When Investa opened the doors of Barrack Place for the first time, the operational team knew where each of the building’s 25,476 physical and maintained assets were located and their condition, thanks to an industry-leading digital twin delivered in partnership with technology company Willow.

The digital twin not only mapped out every floor, wall, ceiling, stair, lift and even doorhandle. It also captures real time data from IoT sensors, monitors the spatial utilisation by people, and is a deep database that holds everything from the architect’s drawings through to the service histories of plant and equipment.

‘When we started working with Willow, everyone was only talking about building information modelling, but everyone wanted an off the shelf solution and were waiting for the government to mandate a standard. It was far from a mature market. But we understood the value and decided to take a stance and make Barrack Place the first office building globally that mandated a digital twin from start to finish,’ Chiu says.

RLB director Stephen Mee led the team providing commercial certainty on Barrack Place by guiding design development, tendering and post contract cost administration. He agrees that Investa’s approach was ‘industry-leading’, and the digital twin helped Investa to ‘optimise the building’s full value’.

‘Market cost escalation was emerging when Investa went out to tender. Documenting the project in the BIM with a bill of quantities resulted in a competitive tender and improved the project’s feasibility. Digital twins might be more commonplace today, but Investa led the industry to make them commonplace,’ Mee says.

RLB has partnered with the Property Council to present the awards program since its inception in 1982, and when Mee joined RLB 37 years ago, the awards program was just a year old. He’s watched Australia’s property industry evolve since then and says Investa’s win is a career highlight.

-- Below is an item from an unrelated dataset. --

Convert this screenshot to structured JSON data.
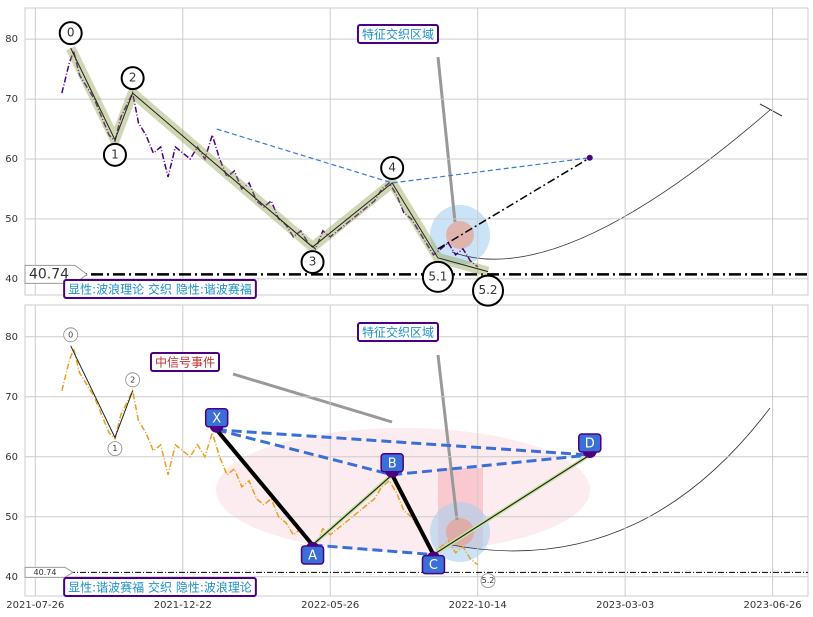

Mee’s colleague Terrance Lai, who also worked on the project, agrees. Lai points to the building’s ‘multiplier effect’ as an important legacy. ‘It’s not just an office block in the city. Investa’s Barrack Place has regenerated the whole North West area of the CBD,’ Lai says.

Chiu says the development process wasn’t always smooth sailing, but ‘Investa is relatively small and nimble and we don’t get hung up on making small mistakes. We’ll take our licks as long as we learn and keep evolving.’

In the case of Investa’s Barrack Place, the lessons learnt – from digital twins to WELL ratings – have benefited Australia’s entire property industry.